Tonight I stumbled (for the first time, I’m ashamed to admit) upon The Second Pass. This fantastic lit site, edited by freelance writer and former Harper Collins editor John Williams, features a blog and an impressive range of features: essays, interviews, and reviews covering both new releases (Circulating) and backlist titles (Backlist). Another section, The Shelf, features reviewlets of recent titles, with links to and excerpts from other reviews across the bookosphere.
To celebrate the site’s first year anniversary, twelve contributors (including the editor) wrote pieces on their favorite out-of-print books. Williams introduces the combined result, “Tales of the Unread,” with this note:
When I launched this site a year ago today, one of my main goals was to approach reading the way that readers do, not necessarily the way that publishers and even many other reviews do. Publishers naturally want to tell you about what’s new or what’s evergreen. But most readers know the pleasure of somehow discovering and falling in love with a book that has fallen from view. And no status is farther from view than the dreaded “out of print.” I’ve learned from my years reading that countless terrific books have met this fate, and the Backlist section of this site is meant, in part, to shine light on just a few of them. I thought it would be appropriate to mark the first anniversary of The Second Pass by asking voracious readers to recommend their favorite out-of-print book. Their answers follow. I hope you enjoy them as much as I did.
I enjoyed reading them immensely. Yes, they made me wistful — and angry about the limitations of a publishing industry (and public) that allows too many wonderful books to gather dust before a second printing. But these mini-essays also inspire hope: they are celebrations, not elegies. Even if most of these books remain OP, the desire to read, share, or even republish them is preserved and passed on thanks to pieces like these and the sites that publish them.
So head over to The Second Pass; I guarantee you’ll want to linger. You’ll want to click on everything. The site’s stylish design makes its first-rate content even more inviting.
Then wander back here to read Greg Schutz’s 2008 love letter to J. Mitchell Morse’s The Irrelevant English Teacher, which, like all of Morse’s books, remains out of print but never ceases to, in the author’s own favorite word, delight. Here’s a taste:
We must write well and read well, Morse insists—but more than this, we must cultivate these abilities in others. We must encourage more people to crack the spines of more books. “Thus far,” chides Morse, “we have failed . . . inasmuch as we have been too timid or too politic or too disdainful to answer the demagogues who call the liberating arts ‘the bullshit subjicks’.” On some level, consciously or not, we’ve equated irrelevancy with frivolity; we’ve forgotten what a serious thing literary joy can be, and how necessary. We need to remember this—and if others deny it, we must learn to insist.

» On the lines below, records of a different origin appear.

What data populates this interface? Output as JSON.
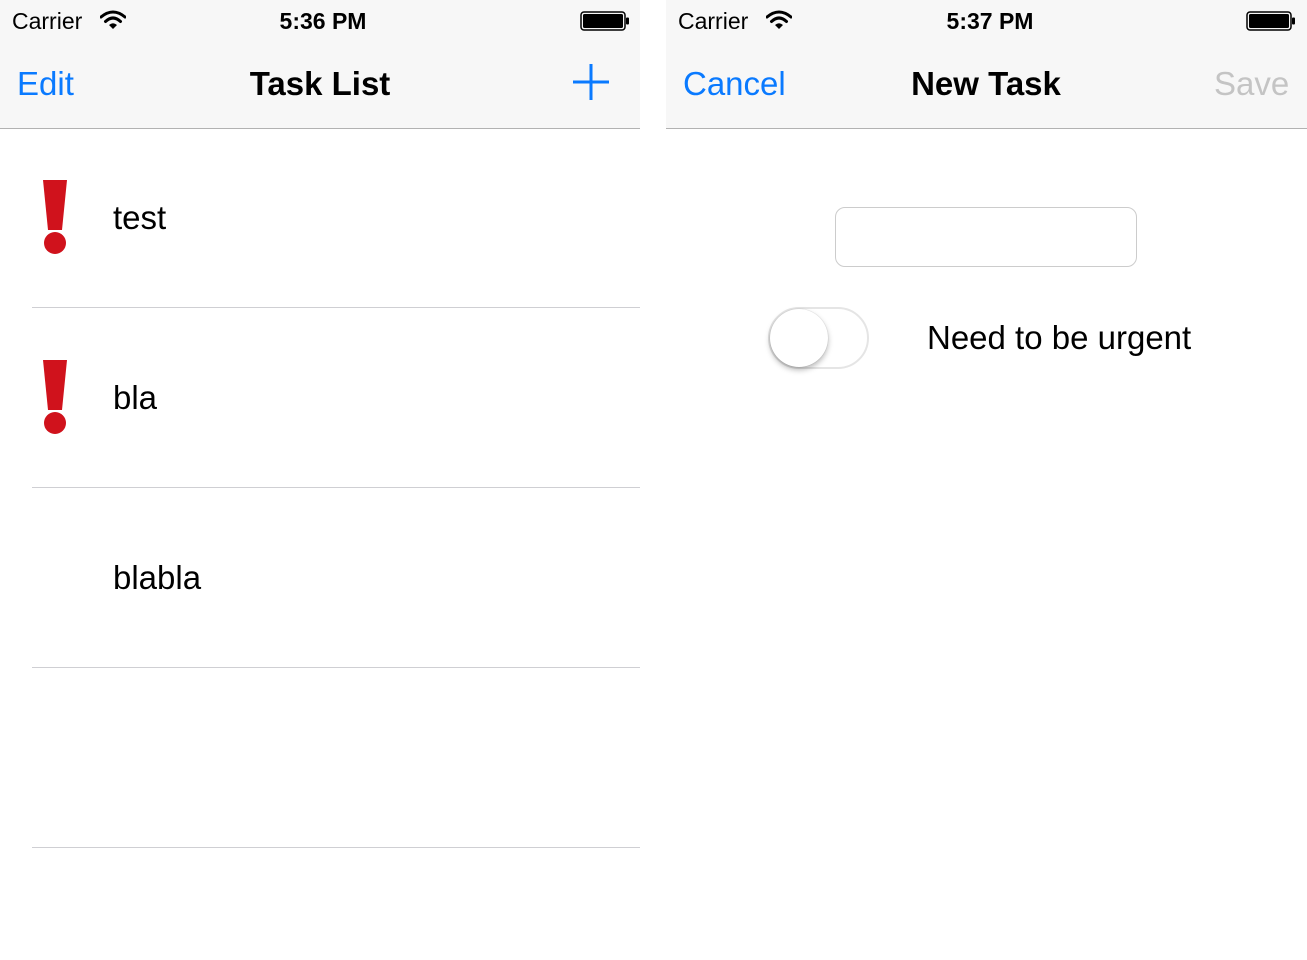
{
  "left_screen": {
    "status": {
      "carrier": "Carrier",
      "time": "5:36 PM",
      "wifi_icon": "wifi-icon",
      "battery_icon": "battery-icon"
    },
    "nav": {
      "edit_label": "Edit",
      "title": "Task List",
      "add_icon": "plus-icon"
    },
    "tasks": [
      {
        "label": "test",
        "urgent": true
      },
      {
        "label": "bla",
        "urgent": true
      },
      {
        "label": "blabla",
        "urgent": false
      },
      {
        "label": "",
        "urgent": false
      }
    ]
  },
  "right_screen": {
    "status": {
      "carrier": "Carrier",
      "time": "5:37 PM",
      "wifi_icon": "wifi-icon",
      "battery_icon": "battery-icon"
    },
    "nav": {
      "cancel_label": "Cancel",
      "title": "New Task",
      "save_label": "Save"
    },
    "form": {
      "task_name_value": "",
      "urgent_toggle_on": false,
      "urgent_label": "Need to be urgent"
    }
  },
  "colors": {
    "accent": "#0a7aff",
    "disabled": "#c4c4c4",
    "urgent": "#d0121c",
    "bar_bg": "#f7f7f7",
    "separator": "#cfcfd3"
  }
}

“The liberating arts,” though: I like that. Again I’m reminded of Isaac Babel, who did not take the task of spreading joy lightly. His last words were, “I am asking for one thing—let me finish my work.”
When J. Mitchell Morse calls readers, writers, and teachers of the English language “irrelevant,” he is voicing not a lament, but a manifesto. Let’s embrace our irrelevancy. Let’s all finish our work.